Już Was dalej nie męczę. Chciałam Wam tylko pokazać jedną roślinę przy wyjściu, która od razu zwróciła moją uwagę. Oto piwonia drzewiasta. Jest przepiękna, z olbrzymimi kwiatami! Poprosiłam Magdę, żeby delikatnie podłożyła pod nią dłoń, abyście mogli zobaczyć jakie olbrzymie ma kwiaty!
Sprzedawczyni, która akurat przechodziła powiedziała nam, że ten okaz rośnie w tym konkretnym miejscu od trzydziestu lat. Robi wrażenie, prawda? Nie mogłam odmówić sobie zdjęcia.. Ja jak zwykle z tobołkami:)
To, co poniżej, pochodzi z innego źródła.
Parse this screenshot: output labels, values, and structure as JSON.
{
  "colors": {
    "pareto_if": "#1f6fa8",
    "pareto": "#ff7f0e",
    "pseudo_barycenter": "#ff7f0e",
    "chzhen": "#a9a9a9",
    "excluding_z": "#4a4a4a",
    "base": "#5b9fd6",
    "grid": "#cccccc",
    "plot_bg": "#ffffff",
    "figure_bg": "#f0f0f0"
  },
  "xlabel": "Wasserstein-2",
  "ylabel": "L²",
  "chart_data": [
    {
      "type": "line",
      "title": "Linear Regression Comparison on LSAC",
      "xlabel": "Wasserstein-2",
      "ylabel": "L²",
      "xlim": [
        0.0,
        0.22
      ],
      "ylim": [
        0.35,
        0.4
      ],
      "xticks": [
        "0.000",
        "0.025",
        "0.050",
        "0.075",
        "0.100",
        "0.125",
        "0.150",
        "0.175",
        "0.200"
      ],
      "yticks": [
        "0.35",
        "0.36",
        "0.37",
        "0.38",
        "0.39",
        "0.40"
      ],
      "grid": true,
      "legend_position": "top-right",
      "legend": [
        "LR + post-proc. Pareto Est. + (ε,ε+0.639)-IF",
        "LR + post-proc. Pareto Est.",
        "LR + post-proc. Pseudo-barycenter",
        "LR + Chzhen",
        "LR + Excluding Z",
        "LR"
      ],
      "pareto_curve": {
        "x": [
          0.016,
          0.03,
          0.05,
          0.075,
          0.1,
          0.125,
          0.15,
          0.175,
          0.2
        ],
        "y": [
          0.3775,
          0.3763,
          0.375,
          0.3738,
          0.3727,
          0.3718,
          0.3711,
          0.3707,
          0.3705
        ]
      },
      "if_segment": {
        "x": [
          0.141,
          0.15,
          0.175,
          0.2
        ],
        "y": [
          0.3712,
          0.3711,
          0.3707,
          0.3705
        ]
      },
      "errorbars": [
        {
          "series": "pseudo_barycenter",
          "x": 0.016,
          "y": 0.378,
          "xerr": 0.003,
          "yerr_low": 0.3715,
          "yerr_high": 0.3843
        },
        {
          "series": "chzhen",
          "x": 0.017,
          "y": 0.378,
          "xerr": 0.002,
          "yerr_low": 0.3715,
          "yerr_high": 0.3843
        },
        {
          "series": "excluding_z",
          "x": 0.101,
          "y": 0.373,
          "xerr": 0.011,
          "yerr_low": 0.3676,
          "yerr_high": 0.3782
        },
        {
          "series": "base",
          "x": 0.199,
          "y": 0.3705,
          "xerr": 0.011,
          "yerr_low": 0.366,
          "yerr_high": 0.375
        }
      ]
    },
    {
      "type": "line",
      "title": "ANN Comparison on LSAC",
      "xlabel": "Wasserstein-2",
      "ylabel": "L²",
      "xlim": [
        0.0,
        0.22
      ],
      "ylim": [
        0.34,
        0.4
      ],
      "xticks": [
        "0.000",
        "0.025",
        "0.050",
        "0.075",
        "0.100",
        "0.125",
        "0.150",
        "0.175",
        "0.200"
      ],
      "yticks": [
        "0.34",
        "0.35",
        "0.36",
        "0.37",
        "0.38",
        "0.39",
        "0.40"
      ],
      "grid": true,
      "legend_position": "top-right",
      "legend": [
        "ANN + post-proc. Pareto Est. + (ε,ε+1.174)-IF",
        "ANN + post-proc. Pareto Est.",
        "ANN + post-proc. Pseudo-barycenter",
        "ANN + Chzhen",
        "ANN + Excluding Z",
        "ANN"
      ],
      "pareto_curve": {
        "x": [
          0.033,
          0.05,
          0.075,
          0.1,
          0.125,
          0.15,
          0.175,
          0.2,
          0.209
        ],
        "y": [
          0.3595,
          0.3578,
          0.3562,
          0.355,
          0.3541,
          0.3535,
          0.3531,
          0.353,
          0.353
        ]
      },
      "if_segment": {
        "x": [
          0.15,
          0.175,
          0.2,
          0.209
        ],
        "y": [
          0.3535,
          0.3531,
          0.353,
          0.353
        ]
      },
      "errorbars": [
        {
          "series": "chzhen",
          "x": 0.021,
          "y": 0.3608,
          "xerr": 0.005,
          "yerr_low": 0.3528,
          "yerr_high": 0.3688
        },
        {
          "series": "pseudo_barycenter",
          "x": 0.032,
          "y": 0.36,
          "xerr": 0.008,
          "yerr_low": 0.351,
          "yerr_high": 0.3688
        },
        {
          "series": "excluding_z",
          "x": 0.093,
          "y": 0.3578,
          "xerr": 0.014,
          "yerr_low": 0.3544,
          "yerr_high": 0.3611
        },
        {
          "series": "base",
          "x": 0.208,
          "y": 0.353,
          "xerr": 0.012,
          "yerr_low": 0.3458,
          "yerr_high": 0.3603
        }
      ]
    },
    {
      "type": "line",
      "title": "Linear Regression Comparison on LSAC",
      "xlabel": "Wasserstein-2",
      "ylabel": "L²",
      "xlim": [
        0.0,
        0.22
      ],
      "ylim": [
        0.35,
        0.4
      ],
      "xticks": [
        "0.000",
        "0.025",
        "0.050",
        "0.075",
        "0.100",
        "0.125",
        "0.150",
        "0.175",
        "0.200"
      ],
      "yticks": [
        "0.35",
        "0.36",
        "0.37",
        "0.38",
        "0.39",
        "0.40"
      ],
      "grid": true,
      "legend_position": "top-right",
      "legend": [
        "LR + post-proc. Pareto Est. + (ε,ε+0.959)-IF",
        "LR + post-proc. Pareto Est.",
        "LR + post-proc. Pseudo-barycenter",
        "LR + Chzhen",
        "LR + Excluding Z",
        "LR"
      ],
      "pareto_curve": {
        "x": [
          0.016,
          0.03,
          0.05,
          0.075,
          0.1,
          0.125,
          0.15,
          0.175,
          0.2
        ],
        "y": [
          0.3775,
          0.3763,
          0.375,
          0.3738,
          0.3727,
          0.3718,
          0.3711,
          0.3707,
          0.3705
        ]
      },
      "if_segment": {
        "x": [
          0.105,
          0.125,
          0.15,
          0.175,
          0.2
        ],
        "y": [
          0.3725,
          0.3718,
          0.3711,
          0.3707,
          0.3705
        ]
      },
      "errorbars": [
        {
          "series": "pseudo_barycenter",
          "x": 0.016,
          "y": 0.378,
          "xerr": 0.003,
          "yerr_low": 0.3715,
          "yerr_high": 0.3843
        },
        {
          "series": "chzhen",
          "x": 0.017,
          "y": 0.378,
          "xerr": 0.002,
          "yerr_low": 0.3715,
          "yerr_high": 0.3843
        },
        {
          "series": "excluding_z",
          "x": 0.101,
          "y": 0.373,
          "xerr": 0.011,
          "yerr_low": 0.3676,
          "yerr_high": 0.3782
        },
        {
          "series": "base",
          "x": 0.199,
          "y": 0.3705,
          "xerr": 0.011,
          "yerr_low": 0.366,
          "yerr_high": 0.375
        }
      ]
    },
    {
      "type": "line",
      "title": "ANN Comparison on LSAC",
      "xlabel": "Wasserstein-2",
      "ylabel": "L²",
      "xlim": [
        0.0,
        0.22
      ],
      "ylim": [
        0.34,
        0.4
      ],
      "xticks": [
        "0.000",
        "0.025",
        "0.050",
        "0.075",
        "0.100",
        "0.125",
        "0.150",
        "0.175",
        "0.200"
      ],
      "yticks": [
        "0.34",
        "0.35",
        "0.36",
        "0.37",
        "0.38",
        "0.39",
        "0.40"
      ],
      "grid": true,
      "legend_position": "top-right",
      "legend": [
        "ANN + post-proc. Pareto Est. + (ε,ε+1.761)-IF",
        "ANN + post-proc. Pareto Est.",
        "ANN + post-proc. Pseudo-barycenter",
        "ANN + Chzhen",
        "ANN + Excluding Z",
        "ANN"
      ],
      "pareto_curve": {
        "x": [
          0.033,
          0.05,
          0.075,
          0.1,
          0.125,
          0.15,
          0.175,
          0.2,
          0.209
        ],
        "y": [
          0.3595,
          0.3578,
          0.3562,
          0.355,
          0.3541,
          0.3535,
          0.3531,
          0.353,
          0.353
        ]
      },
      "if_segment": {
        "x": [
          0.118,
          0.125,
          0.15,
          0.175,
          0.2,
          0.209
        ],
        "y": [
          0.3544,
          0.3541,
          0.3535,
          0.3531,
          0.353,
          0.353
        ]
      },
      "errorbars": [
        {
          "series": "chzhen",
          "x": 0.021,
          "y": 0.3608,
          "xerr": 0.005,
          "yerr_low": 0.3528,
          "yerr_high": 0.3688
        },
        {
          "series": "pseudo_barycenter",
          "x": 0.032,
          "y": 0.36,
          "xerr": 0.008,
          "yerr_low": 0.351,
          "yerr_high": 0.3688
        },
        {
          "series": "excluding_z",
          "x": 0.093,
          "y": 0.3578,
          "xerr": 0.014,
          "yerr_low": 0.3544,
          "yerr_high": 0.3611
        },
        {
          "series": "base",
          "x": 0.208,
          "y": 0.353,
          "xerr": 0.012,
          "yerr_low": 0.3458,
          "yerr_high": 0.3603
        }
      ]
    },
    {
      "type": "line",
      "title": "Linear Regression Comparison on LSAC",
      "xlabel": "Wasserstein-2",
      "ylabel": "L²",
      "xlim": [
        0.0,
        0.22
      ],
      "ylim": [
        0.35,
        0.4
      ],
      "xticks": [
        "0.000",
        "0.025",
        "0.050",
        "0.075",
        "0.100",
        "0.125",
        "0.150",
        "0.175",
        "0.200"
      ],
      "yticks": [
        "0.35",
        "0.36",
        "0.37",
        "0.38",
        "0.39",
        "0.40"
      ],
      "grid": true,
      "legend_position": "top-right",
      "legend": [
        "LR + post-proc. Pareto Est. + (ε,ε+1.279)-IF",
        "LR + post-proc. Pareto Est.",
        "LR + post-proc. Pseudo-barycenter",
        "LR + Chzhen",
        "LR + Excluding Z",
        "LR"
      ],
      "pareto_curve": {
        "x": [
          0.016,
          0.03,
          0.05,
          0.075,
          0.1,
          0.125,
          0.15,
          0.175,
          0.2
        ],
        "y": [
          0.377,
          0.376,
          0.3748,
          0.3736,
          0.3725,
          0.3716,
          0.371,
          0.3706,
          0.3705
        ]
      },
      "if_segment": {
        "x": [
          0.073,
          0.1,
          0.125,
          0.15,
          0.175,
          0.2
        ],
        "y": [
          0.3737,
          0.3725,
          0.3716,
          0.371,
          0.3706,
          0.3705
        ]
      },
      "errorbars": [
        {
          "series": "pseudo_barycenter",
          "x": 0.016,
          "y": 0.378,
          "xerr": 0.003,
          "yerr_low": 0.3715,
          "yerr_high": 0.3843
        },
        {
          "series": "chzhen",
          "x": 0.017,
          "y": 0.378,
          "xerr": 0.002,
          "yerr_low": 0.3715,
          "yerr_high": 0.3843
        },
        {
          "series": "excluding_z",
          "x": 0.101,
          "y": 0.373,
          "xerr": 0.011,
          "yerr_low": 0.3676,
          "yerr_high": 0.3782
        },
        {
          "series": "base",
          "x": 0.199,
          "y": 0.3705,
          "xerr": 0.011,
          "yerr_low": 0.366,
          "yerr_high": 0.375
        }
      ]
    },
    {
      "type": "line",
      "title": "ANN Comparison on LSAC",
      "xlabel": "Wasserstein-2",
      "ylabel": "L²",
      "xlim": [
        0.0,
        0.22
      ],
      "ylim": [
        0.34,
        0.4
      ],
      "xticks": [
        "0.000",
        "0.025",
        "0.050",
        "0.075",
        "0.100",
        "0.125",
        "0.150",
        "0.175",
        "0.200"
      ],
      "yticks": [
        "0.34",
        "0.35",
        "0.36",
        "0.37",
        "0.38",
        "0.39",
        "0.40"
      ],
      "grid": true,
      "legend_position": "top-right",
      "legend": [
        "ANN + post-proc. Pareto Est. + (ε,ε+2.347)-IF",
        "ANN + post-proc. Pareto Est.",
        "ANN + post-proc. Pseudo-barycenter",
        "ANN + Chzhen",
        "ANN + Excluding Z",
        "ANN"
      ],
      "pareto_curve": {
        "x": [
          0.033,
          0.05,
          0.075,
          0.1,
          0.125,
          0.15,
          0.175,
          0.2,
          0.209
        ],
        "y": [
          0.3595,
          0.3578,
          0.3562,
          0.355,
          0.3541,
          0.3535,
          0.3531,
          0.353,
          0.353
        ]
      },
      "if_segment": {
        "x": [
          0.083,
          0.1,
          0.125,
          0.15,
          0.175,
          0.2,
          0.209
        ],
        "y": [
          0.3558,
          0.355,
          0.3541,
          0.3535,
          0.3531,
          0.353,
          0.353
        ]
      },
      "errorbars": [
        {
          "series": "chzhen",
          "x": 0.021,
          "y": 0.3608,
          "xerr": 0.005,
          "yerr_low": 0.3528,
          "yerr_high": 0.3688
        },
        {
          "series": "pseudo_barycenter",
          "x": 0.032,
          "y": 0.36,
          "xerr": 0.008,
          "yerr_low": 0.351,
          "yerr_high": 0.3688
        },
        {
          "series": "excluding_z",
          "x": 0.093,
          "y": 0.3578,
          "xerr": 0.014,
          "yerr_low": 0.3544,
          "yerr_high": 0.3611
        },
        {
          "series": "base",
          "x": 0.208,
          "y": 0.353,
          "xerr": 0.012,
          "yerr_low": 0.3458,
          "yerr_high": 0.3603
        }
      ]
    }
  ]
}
Testowałam mój nowy obiektyw Nikkor 50,mm 1.4 G (to mój drugi obiektyw do pełnej klatki, potrzebowałam czegoś, co będzie lekkie, jasne i uniwersalne, nie chcę wszędzie macro taszczyć). Daje radę, ale jak widzicie ma takie charakterystyczne, impresjonistyczne rozmycie tła. Jakby szybkie, krótkie pociągnięcia pędzla pierwszych impresjonistów. Długo się zastanawiałam, czy ten efekt mi się podoba, ale w końcu stwierdziłam że tak: jest ciekawy i taki „inny”. Zazwyczaj rozmycie (bokeh) jest gładziusieńki, ja mogę mieć impresjonizm na zdjęciach:).
To już koniec naszej krótkiej podróży, byłyśmy jednymi z ostatnich klientek.
Ceny ziół są moim zdaniem dobre (8zł sa zadzonkę, ale sadzonki są zdrowe, żywotne, świeżutkie i dość spore), obsługa bardzo miła. Co prawda nie mieli dla nas czasu, aby odpowiedzieć wyczerpująco na nasze pytania, ale tutaj możemy mieć pretensje jedynie do siebie: mogłyśmy przyjść wcześniej, nie przed samym zamknięciem, kiedy sprzedawcy mają tysiąc rzeczy do ogarnięcia. Ada się śmieje, że teraz wydrukują nasze zdjęcie i będą wiedzieć, kogo nie wpuszczać przed zamknięciem;-) (na swoją obronę dodam, że nie byłyśmy całkiem ostatnimi klientami)
Jeśli lubicie takie klimaty i wybieracie się do Krakowa, polecam Wam zakupić 20 minutowy bilet, wsiąść do tego tramwaju pod Bagatelą (kierunek Bronowice) i zajrzeć do Ogrodu Łobzów (tutaj są dane dojazdu).
Jak dla mnie brakuje tylko możliwości wypicia na miejscu kawy.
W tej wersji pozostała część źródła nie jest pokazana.